PANAMA CITY, Florida — Together they walked, mother and son, each carrying a bucket filled with muddied water from a nearby pond. Two tadpoles could be seen swimming around the swirling water. The pair stopped to catch their breath, and then continued toward the Foxwood Apartments, a residential complex in one of the most impoverished sections of Panama City, Florida.
It had been four days since Hurricane Michael made landfall as a dangerous Category 4 storm Wednesday, and Lynn and Philip Harris needed the pond water to flush their toilets. They, along with most people in Panama City, had been without electricity or running water for over 96 hours.
“How else are we going to get rid of you know what?” Lynn Harris, 54, said, slightly out of breath and perspiring in the midday Florida sun.
Her son, Philip, had arrived in town 10 days earlier to help his mother, who recently suffered a heart attack and had a stent placed in her heart.
“Can you imagine what would have happened to me if I had that heart attack now?” Lynn wondered aloud.
Without power, the Harris family had been forced to throw out all of the food in their refrigerator. And that was two days ago.
“Some of us have jacked up cars,” Lynn said, referring to the demolished vehicles strewn around the city, with broken windows and roofs caved in from fallen trees. Exasperated by the inability to drive to get food or water, she added, “Some of us don’t even have a car."
Asked if they had been visited by any government agencies, Philip said law enforcement officials had recently come by their apartment complex and provided some residents with Meals, Ready-to-Eat, or MREs, the nonperishable instant meals developed and used by the US Army.
“I know there’s a lot of work to be done everywhere, but no one has even come to check on our apartments,” Lynn said, adding that a woman who manages the apartments had left days ago and never returned.
Michael made landfall just 20 miles down the Panhandle to the southeast, near Mexico Beach, where 155 mph winds and massive storm surge wiped an entire neighborhood off the map. Even as it crossed 100 miles inland, battering the Georgia city of Bainbridge, the storm maintained its Category 3 hurricane classification and its well-formed eye.
By the time Michael finally headed out to the Atlantic, its path of destruction had scarred the landscape in four states. As of Sunday, at least 18 people had been killed in connection to the storm.
In Bay County, Florida, where Panama City is located, a 6:30 p.m. to 6:30 a.m. curfew has been in place since Michael made landfall. At two places around the city, the Florida National Guard could be seen Sunday handing out water to lines of waiting cars, a National Guardsman posted outside the distribution point with their weapon drawn.

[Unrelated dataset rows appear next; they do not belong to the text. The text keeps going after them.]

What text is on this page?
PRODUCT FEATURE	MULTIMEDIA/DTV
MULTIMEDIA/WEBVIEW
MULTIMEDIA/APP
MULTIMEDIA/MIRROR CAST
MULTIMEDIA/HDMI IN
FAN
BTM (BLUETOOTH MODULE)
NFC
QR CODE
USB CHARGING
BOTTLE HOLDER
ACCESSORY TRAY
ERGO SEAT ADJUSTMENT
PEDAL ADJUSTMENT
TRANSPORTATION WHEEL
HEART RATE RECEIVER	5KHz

Emergency alerts pop up on cellphones upon entering the area, showing the location of food and water distribution points. It’s unclear, though, how residents who have gone without electricity since last week would receive the messages once their cellphones were no longer charged.

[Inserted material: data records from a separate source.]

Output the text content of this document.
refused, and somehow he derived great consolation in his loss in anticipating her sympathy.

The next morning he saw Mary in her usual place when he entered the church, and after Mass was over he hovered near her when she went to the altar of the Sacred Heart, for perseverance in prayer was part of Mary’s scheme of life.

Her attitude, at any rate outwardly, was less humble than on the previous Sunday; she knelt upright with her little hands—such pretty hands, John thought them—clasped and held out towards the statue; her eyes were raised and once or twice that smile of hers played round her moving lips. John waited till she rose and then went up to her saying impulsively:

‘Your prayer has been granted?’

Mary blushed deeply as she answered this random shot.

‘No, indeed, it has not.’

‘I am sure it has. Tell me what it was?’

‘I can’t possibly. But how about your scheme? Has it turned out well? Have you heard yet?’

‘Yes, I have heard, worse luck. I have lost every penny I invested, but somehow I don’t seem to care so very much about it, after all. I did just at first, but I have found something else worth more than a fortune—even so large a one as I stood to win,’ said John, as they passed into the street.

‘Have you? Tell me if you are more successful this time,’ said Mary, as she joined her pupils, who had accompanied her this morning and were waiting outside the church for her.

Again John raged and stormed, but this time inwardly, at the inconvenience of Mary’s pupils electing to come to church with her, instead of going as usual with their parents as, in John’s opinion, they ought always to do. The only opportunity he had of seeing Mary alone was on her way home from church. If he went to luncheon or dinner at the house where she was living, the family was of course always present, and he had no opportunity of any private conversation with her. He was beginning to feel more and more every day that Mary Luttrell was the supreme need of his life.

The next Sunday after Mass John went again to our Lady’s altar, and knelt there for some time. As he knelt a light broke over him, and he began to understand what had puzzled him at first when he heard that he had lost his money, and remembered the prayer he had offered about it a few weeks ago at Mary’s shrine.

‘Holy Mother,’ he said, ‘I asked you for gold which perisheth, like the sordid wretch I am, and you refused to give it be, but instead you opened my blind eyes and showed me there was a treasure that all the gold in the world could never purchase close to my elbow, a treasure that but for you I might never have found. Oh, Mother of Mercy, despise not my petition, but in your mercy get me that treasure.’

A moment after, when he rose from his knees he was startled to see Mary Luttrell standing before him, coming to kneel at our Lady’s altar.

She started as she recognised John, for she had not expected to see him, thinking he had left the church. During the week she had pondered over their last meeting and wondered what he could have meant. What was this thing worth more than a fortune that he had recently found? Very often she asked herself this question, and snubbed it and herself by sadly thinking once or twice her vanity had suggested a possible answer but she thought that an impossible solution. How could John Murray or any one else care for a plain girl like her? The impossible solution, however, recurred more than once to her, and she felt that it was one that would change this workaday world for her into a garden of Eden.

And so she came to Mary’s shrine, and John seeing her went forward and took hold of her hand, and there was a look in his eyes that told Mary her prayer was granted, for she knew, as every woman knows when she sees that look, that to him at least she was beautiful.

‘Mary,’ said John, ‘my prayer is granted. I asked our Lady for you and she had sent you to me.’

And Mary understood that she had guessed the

As of Sunday evening, 58,118 customers were still without power, according to Gulf Power. An estimated 35,000 utility workers from 26 states are in the region to help restore power, but in remote areas, electricity is still expected to remain out for weeks to come.
When asked Sunday about relief operations in the area, the Federal Emergency Management Agency sent BuzzFeed News a prepared statement from earlier in the day that stated that the agency, along with “the U.S. Coast Guard, National Guard and others … accomplished 58 evacuations, 403 rescues/assists, 3,362 shelter in place checks, and 128 animal assists.”

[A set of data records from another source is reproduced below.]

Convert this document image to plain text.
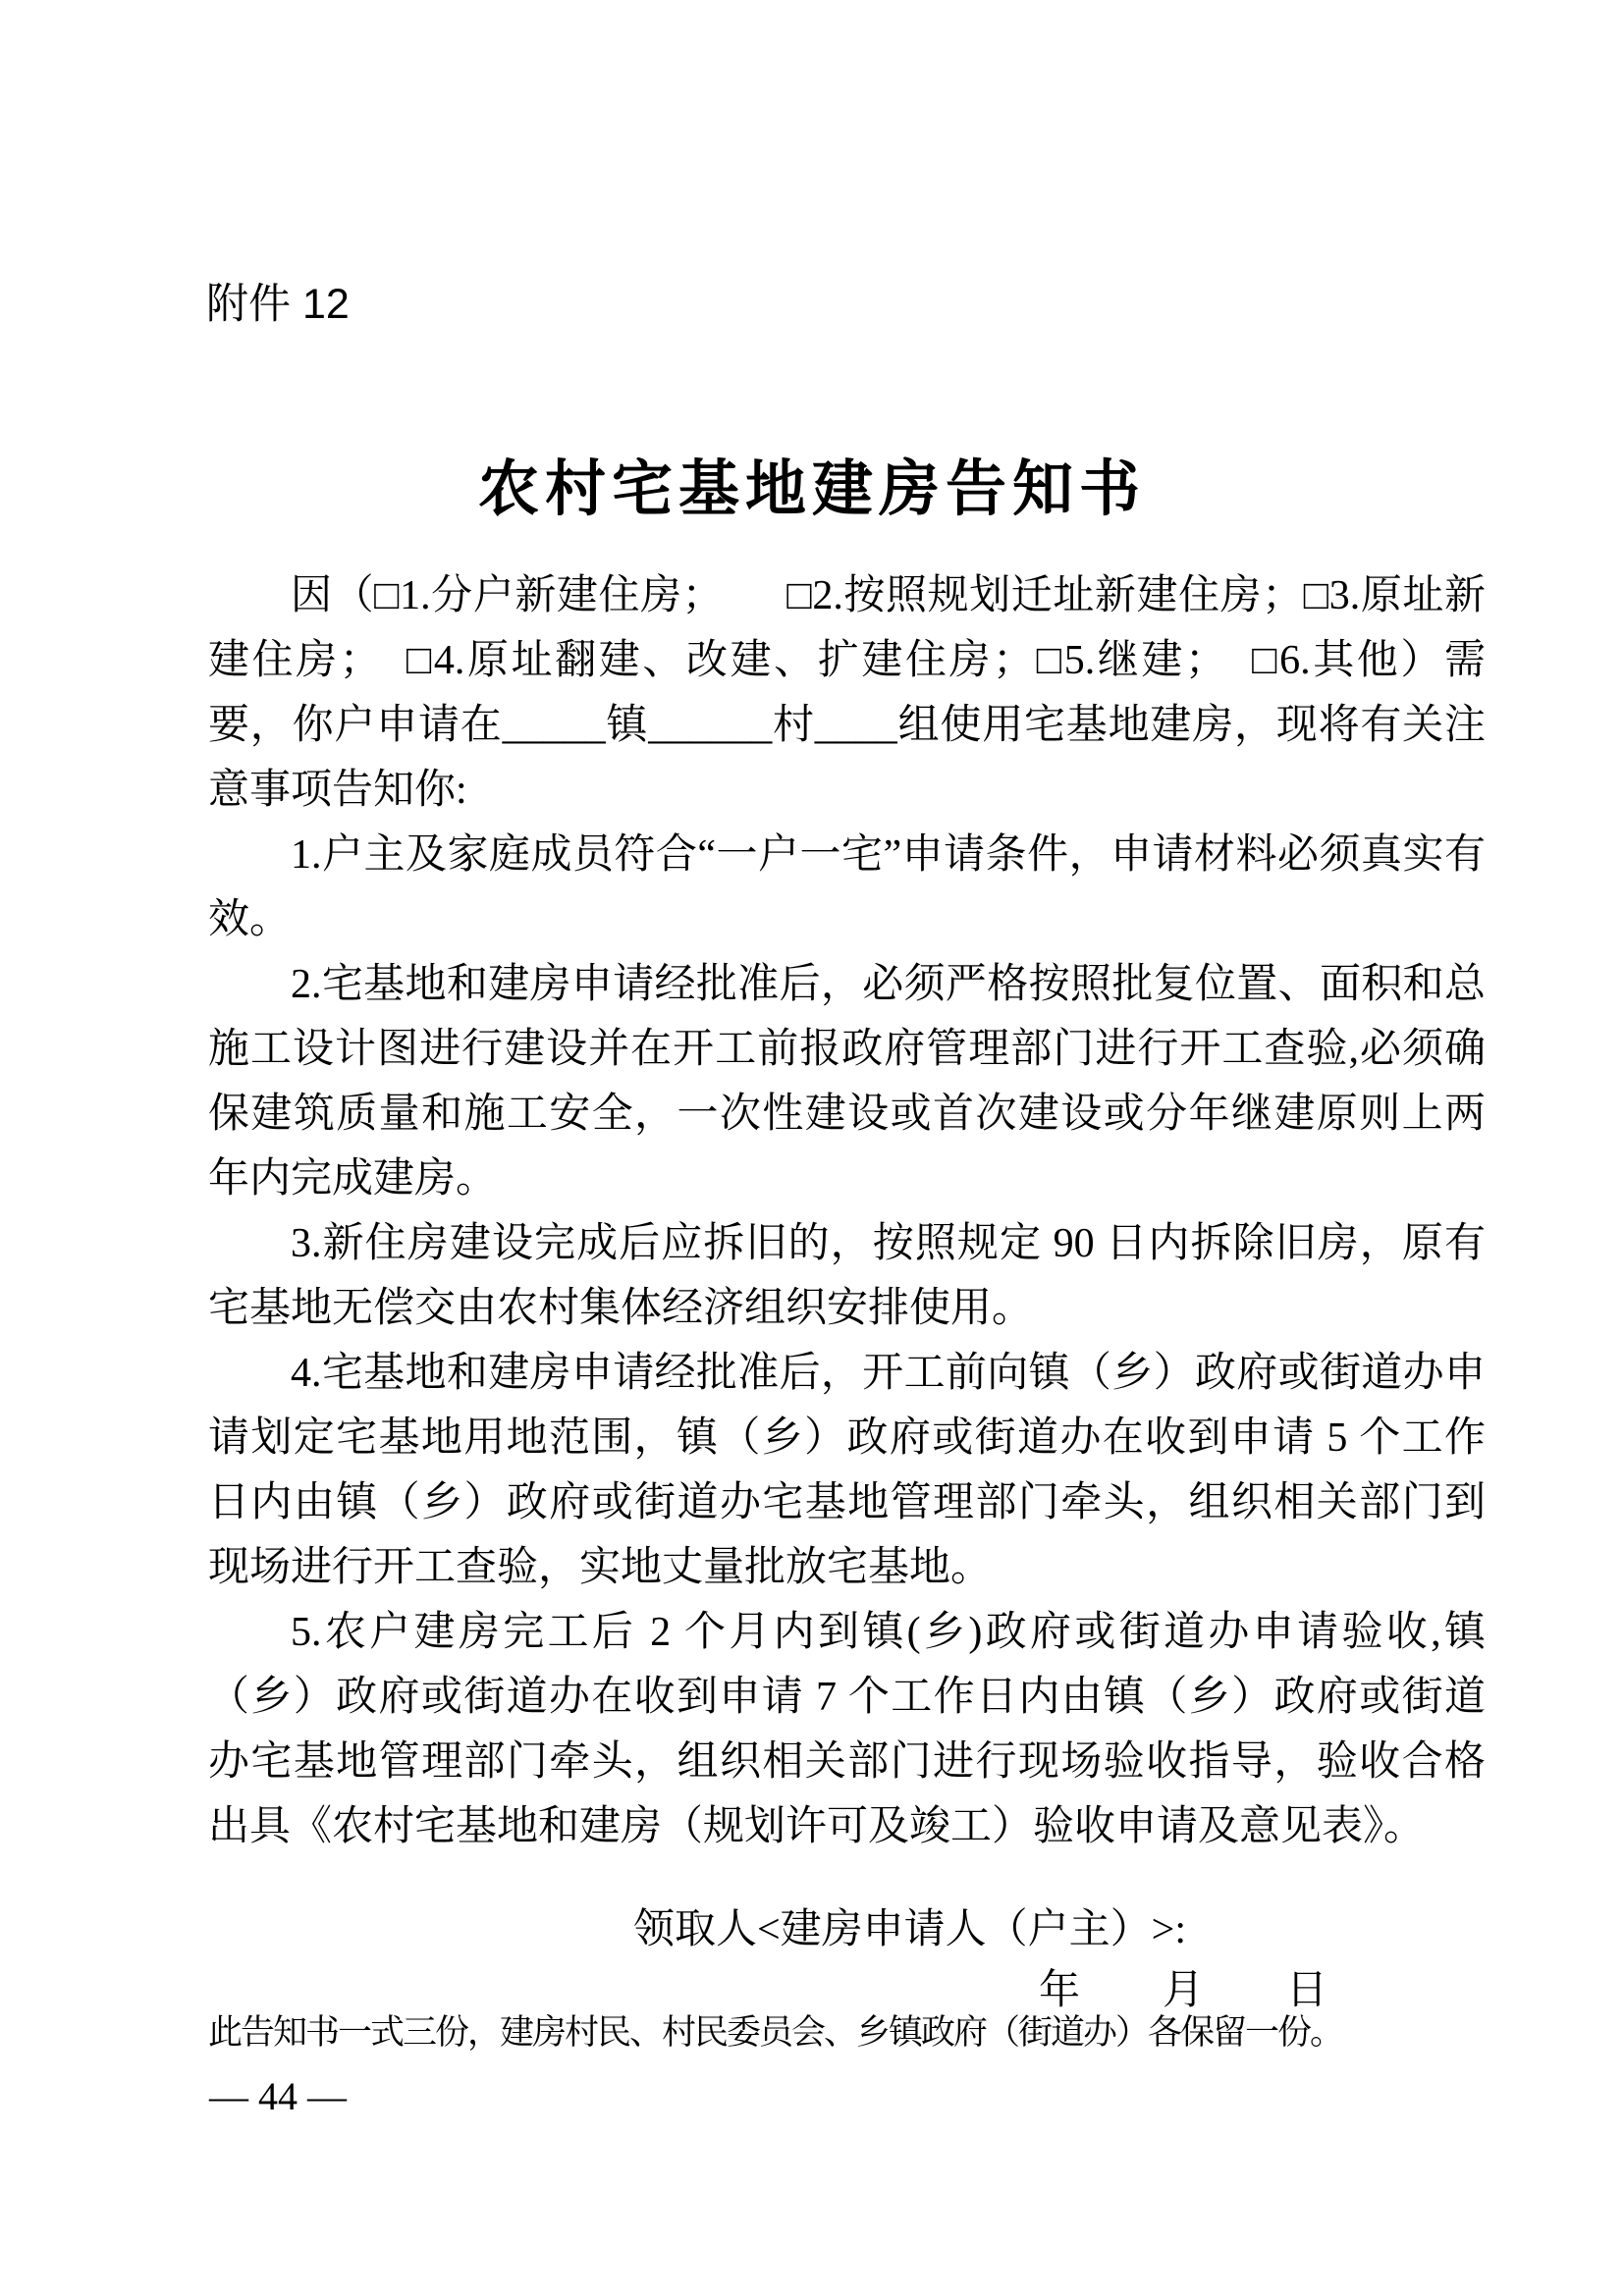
附件 12
农村宅基地建房告知书

因（□1.分户新建住房；　　□2.按照规划迁址新建住房；□3.原址新建住房；　□4.原址翻建、改建、扩建住房；□5.继建；　□6.其他）需要，你户申请在_____镇______村____组使用宅基地建房，现将有关注意事项告知你:

1.户主及家庭成员符合“一户一宅”申请条件，申请材料必须真实有效。

2.宅基地和建房申请经批准后，必须严格按照批复位置、面积和总施工设计图进行建设并在开工前报政府管理部门进行开工查验,必须确保建筑质量和施工安全，一次性建设或首次建设或分年继建原则上两年内完成建房。

3.新住房建设完成后应拆旧的，按照规定 90 日内拆除旧房，原有宅基地无偿交由农村集体经济组织安排使用。

4.宅基地和建房申请经批准后，开工前向镇（乡）政府或街道办申请划定宅基地用地范围，镇（乡）政府或街道办在收到申请 5 个工作日内由镇（乡）政府或街道办宅基地管理部门牵头，组织相关部门到现场进行开工查验，实地丈量批放宅基地。

5.农户建房完工后 2 个月内到镇(乡)政府或街道办申请验收,镇（乡）政府或街道办在收到申请 7 个工作日内由镇（乡）政府或街道办宅基地管理部门牵头，组织相关部门进行现场验收指导，验收合格出具《农村宅基地和建房（规划许可及竣工）验收申请及意见表》。

领取人<建房申请人（户主）>:
年　　月　　日
此告知书一式三份，建房村民、村民委员会、乡镇政府（街道办）各保留一份。
— 44 —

The statement added that Florida and Georgia had 17 distribution locations to “provide meals, water and other items in areas where stores are not open or supplies are limited.”
Outside his small, one-story home, seated in a motorized wheelchair, not far from the Harris family, David Spates dozed off under a tree that had split and broken branches that precariously hung from above.
The 72-year-old — who lives by himself and suffers from diabetes, which has left him with two amputated legs — has also been without water and power since Wednesday.
“I don’t really have any transportation,” Spates said. “My neighbors cooked up some stuff and they helped me.” Just feet away from him was a still-smoking pile of ash that his neighbors had used to cook over the night before.
With no word on when water or power would be restored, Spates said he was grateful for a relief crew that had come by earlier to cut the the countless downed trees that have blocked the roads in the city.
Asked what he would do if electricity didn’t return soon, Spates said he didn’t know. He wondered how he would get around once his electric wheelchair ran out of its charge.
“I guess my neighbors will have to help me with that, too,” he said. He had a traditional wheelchair somewhere, he added, motioning back toward his partially damaged home.